ACA’s Cadillac Tax
Ordinarily, this blog addresses current events in the health insurance and health care spaces. But this week I’m making an exception and informing about a provision of the Affordable Care Act (ACA) that is not set to take effect until 2018. Many of the clients, colleagues, friends and audiences I encounter are talking (if not worrying) about the so called Cadillac tax…now! Accordingly, this week’s post is meant to provide some background on this provision, if not for those merely worrying about it, but for those that are long term planners. Please keep in mind that final regulations addressing the Cadillac tax have not been released to date. Here is what we do know…
The Cadillac tax provision is set to take effect – “for tax years beginning in 2018”.
It is an excise tax of 40%, applicable to “high-cost group health coverage” (more on that).
- It applies to all group health plans (i.e., governmental, private-sector, fully insured, self insured). The tax does NOT apply to excepted benefits, which include the following coverages:
- Long term care
- Disability Income
- Supplemental liability
- Workers compensation (or similar coverage)
- Automobile medical
- Other similar coverage under which benefits for medical care are secondary/incidental
- The tax is applicable to an employee’s “excess benefit” and is calculated by the employer, and paid either by the employer or the employer’s coverage provider (i.e., insurer, employer, third party administrator). There are two (2) separate excise benefit tax annual limits (or thresholds), based on distinct classifications of employee:
- Most employees: $10,200 (employee only); $27,500 (employee + dependent(s)); and
- Qualified Retirees/High Risk Professions/Employees that repair/install electrical/telecommunication lines🙁$11,850 (employee only); $30,950(employee+dependent(s)) Note: high risk professions include law enforcement, fire protection, emergency medical technicians, paramedics, first responders, individuals in the construction/agriculture/forestry/fishing industries, long shore work; and retirees from one or more high risk professions for a minimum of 20 years.
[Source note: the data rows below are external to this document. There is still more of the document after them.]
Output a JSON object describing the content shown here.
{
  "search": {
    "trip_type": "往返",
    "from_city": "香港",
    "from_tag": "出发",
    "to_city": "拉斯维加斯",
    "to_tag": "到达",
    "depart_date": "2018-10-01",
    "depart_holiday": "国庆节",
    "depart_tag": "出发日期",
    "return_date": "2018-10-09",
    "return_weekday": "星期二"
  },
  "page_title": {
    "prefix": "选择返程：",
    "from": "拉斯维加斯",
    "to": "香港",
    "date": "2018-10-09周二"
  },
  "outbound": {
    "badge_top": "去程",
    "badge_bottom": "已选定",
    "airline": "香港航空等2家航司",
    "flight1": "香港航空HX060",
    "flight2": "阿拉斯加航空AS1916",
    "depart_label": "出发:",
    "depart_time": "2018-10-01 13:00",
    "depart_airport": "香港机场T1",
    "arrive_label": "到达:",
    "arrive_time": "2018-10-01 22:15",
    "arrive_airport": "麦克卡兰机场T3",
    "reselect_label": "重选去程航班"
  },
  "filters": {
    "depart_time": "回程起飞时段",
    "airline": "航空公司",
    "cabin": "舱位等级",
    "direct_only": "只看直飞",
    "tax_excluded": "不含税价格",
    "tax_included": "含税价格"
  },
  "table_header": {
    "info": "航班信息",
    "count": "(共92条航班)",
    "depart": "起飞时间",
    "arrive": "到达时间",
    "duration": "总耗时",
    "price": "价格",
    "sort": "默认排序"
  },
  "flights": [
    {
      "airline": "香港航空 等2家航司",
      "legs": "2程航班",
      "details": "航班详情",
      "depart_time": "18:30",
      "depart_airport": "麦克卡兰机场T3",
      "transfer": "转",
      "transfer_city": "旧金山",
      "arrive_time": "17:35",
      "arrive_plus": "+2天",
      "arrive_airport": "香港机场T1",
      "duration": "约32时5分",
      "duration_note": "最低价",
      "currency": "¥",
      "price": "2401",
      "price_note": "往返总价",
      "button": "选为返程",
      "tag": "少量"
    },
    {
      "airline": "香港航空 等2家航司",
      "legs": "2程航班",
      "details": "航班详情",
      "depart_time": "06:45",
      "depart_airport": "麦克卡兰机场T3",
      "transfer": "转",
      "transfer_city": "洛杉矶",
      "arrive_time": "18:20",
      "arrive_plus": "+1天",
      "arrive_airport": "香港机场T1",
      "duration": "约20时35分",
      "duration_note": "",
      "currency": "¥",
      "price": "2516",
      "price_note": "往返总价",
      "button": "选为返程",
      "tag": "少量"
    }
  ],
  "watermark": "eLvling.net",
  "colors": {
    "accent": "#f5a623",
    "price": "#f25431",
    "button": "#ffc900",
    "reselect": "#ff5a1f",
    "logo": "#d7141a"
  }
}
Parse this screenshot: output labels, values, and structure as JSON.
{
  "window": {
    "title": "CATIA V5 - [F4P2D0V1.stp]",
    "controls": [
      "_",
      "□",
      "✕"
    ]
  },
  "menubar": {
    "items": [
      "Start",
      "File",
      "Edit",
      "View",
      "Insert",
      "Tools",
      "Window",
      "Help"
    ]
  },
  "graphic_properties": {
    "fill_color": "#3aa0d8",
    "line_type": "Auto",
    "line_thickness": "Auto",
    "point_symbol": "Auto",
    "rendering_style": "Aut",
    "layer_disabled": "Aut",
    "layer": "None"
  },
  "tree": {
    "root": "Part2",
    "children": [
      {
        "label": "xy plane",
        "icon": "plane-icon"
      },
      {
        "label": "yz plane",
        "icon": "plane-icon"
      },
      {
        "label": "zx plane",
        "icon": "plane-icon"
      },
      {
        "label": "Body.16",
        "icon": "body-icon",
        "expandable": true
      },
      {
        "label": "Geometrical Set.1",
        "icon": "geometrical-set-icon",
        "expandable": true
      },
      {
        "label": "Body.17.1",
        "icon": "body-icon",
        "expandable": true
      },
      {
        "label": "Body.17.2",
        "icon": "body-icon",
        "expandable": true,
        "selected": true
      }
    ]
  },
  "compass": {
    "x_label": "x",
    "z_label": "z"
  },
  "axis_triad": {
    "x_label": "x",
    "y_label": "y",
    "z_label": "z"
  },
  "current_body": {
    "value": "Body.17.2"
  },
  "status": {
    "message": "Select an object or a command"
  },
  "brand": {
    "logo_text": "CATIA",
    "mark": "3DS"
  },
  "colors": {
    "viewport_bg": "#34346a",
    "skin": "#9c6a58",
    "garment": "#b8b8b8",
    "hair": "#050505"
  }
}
These amounts may change in 2018, based on significant changes to the cost of health care between 2010 – 2018. The annual limitation will be adjusted annually to reflect cost of living changes, and may also increase based on age and gender adjustments.
- Self funded plans utilize COBRA premium rate equivalencies for tax calculation purposes.
- In short, premium (and spending account) amounts that exceed the aforementioned annual limits are subject to the 40% excise or Cadillac, tax. For example, an employee with family coverage having a total (employer + employee share) annual premium of $32,500 would subject an employer to a Cadillac tax for that employee of $32,500 – $27,500 = $5,000 x .40 = $2,000.
- Special rules apply in determining the cost of spending account based coverage (i.e., HSA, HRA, and FSA) as follows:
- FSA – the amount of an employee’s salary reduction contribution is subject to the tax.
- HSA – employer contributions and employee contributions that are made on a pre-tax basis are subject to the tax. (Note: after-tax employee contributions are not.)
- HRA – since these are 100% employer funded, the entire amount of the HRA is subject to the tax.
- Penalties for non-compliance equal 100% of the underpayment plus interest
According to a projection published by benefits consulting firm TowersWatson, 60% of large employer plans will be subject to the Cadillac tax in 2018. Also, based on projections published by the Kaiser Family Foundation for 2018, the average cost of employee only coverage will be $9,040; and family coverage will be $25,350. If you consider the additional costs associated with spending accounts, it will not be difficult to arrive at Cadillac tax exposure.